Vertaald
Pindarus
Patrick Lateur
Naast fragmenten van allerlei koorliederen zijn van de Thebaanse dichter Pindarus (ca. 518-440 v. Chr.) in hoofdzaak vier boeken bewaard met 45 overwinningsliederen. Deze epinikia werden op bestelling gecomponeerd, om te worden uitgevoerd bij de triomfantelijke thuiskomst van de atleet die in een of andere discipline een overwinning had behaald tijdens de spelen van Olympia, Delphi, Nemea of Corinthe. In die zin kan men Pindarus' poëzie gelegenheidspoëzie noemen. Muzikale en choreografische aanwijzingen ontbreken quasi volledig, zodat men zich de uitvoering van deze hymnen nog moeilijk kan voorstellen.
Binnen de reeks triaden (strofe, antistrofe, epode) die de opbouw van zijn liederen kenmerkt, bedacht de dichter voor zowat alle Olympische, Pythische, Nemeïsche en Isthmische Oden een eigen versschema. Deze vormelijke variatie, die de schaarse vertalers voor haast onoverkomelijke moeilijkheden plaatst, wordt gedragen door een verheven taal, een verfijnde woordkeuze en snel wisselende beelden.
De formele rijkdom van Pindarus' oden is het kader waarbinnen de gedachten van de dichter hun hoge vlucht nemen. Naast de vermelding van de aanleiding van de hymne (het sportgebeuren als dusdanig blijft veelal op de achtergrond) wordt het mythische verleden van stad en stam van de atleet opgeroepen. In de brede fresco's drukt Pindarus zijn ideeën uit omtrent goden en mensen. Hoewel zijn poëtische activiteit tot ver in de vijfde eeuw (de eeuw van de Griekse Aufkldrung) reikt, wortelt het gedachtengoed van de aristocratische dichter in de archaïsche zesde eeuw. Daarmee is hij eindpunt én hoogtepunt van een lyriek die het onwankelbaar geloof in de goden uitzingt, de mens het ideaal van de aretè en de roem voorhoudt en tegelijk waarschuwt voor de efemere aard van zijn bestaan.

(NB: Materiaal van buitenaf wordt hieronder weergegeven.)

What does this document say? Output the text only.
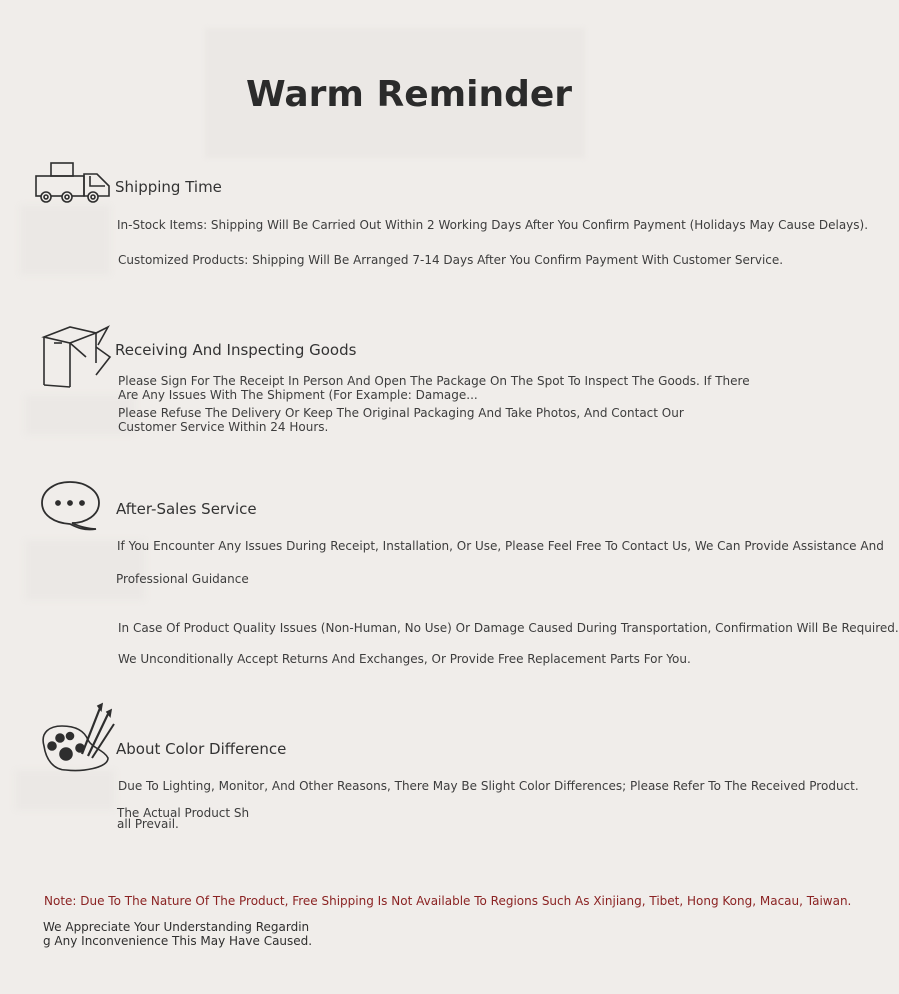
Warm Reminder
Shipping Time
In-Stock Items: Shipping Will Be Carried Out Within 2 Working Days After You Confirm Payment (Holidays May Cause Delays).
Customized Products: Shipping Will Be Arranged 7-14 Days After You Confirm Payment With Customer Service.
Receiving And Inspecting Goods
Please Sign For The Receipt In Person And Open The Package On The Spot To Inspect The Goods. If There Are Any Issues With The Shipment (For Example: Damage...
Please Refuse The Delivery Or Keep The Original Packaging And Take Photos, And Contact Our Customer Service Within 24 Hours.
After-Sales Service
If You Encounter Any Issues During Receipt, Installation, Or Use, Please Feel Free To Contact Us, We Can Provide Assistance And
Professional Guidance
In Case Of Product Quality Issues (Non-Human, No Use) Or Damage Caused During Transportation, Confirmation Will Be Required.
We Unconditionally Accept Returns And Exchanges, Or Provide Free Replacement Parts For You.
About Color Difference
Due To Lighting, Monitor, And Other Reasons, There May Be Slight Color Differences; Please Refer To The Received Product.
The Actual Product Sh
all Prevail.
Note: Due To The Nature Of The Product, Free Shipping Is Not Available To Regions Such As Xinjiang, Tibet, Hong Kong, Macau, Taiwan.
We Appreciate Your Understanding Regardin
g Any Inconvenience This May Have Caused.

De zesde Olympische ode schreef Pindarus voor Agesias van Syracuse, die vermoedelijk in 468, tijdens de 78ste Olympiade, de zege behaalde in de voor ons wat bevreemdende wagenren met muildieren. De dichter leidde het koor niet zelf (Ep. | en Str. 5). De eerste triade zingt de lof van de atleet, terwijl de mythe van Pitana en Evadna, verre voorouders van Agesias, de tweede vult. Centraal in de ode staat de geboorte van lamus, stamvader van de lamiden waartoe de winnaar behoort. De vierde triade roept de profetische gave van lamus op, en de grootheid van zijn nageslacht. De ode eindigt met een oproep tot de koorleider en tot Hiëro, tyran van Syracuse.
Zonder annotaties die het mythologische veld en de materiële cultuur van de Grieken duiden, blijven Pindarus' oden vijfentwintig eeuwen later - net als toen - een taaie brok lectuur. Toch moet men zich blijven wagen aan de ziener die ooit de veel gevraagde nationale dichter van Hellas was.